Sustenta a existência de omissão, ao argumento de que o dispositivo legal mencionado não faz distinção entre pessoas naturais e jurídicas, além de invocar jurisprudência do STJ que, em seu entendimento, permitiria o reconhecimento da impenhorabilidade no caso concreto..
Embargos tempestivos e formalmente adequados, pelo que deles conheço.
No mérito, contudo, os aclaratórios não merecem prosperar.
No caso, a decisão embargada enfrentou de forma clara e fundamentada a questão posta, inclusive com transcrição de jurisprudência recente do STJ, segundo a qual a impenhorabilidade de até 40 salários mínimos prevista no art. 833, X, do CPC, visa à proteção do mínimo existencial da pessoa física, não se estendendo, como regra, às pessoas jurídicas.
Conforme destacado na própria decisão, a mera alegação de que os valores bloqueados seriam destinados a despesas operacionais e administrativas da empresa, sem demonstração específica de que se trata de verbas de natureza alimentar ou salarial, não autoriza o afastamento da constrição. Ademais, não houve comprovação de que tais valores fossem destinados ao pagamento de salários ou verbas trabalhistas já apropriadas, tampouco foi oferecida garantia substitutiva.
Assim, não há qualquer omissão a ser sanada, principalmente ao se considerar que o "julgador não está obrigado a responder a todas as questões suscitadas pelas partes, quando já tenha encontrado motivo suficiente para proferir a decisão". (STJ. EDcl no MS n. 21.315/DF, relatora Ministra Diva Malerbi (desembargadora Convocada TRF 3ª Região), Primeira Seção, julgado em 8/6/2016, DJe de 15/6/2016.)
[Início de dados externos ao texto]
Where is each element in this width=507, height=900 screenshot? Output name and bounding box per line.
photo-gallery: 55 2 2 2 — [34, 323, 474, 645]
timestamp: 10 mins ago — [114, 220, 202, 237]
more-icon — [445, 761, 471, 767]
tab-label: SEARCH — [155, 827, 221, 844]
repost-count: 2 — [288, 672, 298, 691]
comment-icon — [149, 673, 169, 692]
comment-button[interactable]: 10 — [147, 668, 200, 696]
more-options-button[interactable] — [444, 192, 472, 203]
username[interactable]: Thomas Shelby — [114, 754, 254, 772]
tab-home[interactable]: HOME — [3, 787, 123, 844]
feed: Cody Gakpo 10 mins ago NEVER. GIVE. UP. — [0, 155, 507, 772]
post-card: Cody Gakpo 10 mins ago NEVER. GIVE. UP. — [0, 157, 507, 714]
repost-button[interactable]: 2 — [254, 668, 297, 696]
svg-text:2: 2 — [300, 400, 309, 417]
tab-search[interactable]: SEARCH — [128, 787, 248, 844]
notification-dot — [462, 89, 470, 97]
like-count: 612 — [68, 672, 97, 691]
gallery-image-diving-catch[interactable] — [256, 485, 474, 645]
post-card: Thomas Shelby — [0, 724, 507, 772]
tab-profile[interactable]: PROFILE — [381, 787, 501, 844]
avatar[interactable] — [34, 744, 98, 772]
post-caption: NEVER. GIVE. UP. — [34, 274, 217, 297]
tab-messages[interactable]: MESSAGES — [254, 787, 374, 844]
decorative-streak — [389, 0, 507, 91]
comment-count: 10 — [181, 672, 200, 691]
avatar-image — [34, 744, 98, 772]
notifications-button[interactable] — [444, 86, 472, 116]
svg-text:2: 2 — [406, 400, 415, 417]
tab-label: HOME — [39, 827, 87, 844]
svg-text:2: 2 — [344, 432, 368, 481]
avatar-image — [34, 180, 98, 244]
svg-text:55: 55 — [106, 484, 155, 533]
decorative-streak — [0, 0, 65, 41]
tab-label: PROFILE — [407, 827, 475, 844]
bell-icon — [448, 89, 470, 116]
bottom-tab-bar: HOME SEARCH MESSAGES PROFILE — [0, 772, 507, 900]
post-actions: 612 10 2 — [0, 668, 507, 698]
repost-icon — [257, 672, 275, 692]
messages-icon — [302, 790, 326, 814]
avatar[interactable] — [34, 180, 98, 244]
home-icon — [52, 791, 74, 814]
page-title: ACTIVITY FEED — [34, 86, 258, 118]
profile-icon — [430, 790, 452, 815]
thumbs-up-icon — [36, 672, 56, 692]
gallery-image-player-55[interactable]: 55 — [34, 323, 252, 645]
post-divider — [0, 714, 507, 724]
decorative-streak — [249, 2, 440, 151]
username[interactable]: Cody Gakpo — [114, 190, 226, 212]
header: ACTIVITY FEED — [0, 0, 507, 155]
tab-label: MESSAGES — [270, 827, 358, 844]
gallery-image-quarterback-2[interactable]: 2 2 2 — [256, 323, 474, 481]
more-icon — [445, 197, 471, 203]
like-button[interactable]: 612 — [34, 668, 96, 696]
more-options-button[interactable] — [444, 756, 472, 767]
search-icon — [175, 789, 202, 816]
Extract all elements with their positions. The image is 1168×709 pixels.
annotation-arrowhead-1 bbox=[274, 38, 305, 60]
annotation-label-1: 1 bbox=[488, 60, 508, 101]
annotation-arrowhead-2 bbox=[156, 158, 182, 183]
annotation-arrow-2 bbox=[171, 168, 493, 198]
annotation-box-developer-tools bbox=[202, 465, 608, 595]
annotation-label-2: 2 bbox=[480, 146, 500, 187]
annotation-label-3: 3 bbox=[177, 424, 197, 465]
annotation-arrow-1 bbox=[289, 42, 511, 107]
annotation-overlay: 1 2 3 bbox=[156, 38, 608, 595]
Denota-se, pois, que o que pretende o embargante é a modificação do julgado a fim de adequá-lo ao entendimento que entende correto. É claro, contudo, que os embargos de declaração não se prestam a esse propósito.
Por tais razões, REJEITO os embargos de declaração, por não ficar demonstrada nenhuma das hipóteses contidas no artigo 1.022 do Código de Processo Civil.
Intimem-se para ciência.
Preclusa, proceda-se à transferência dos valores bloqueados para conta à disposição deste juízo.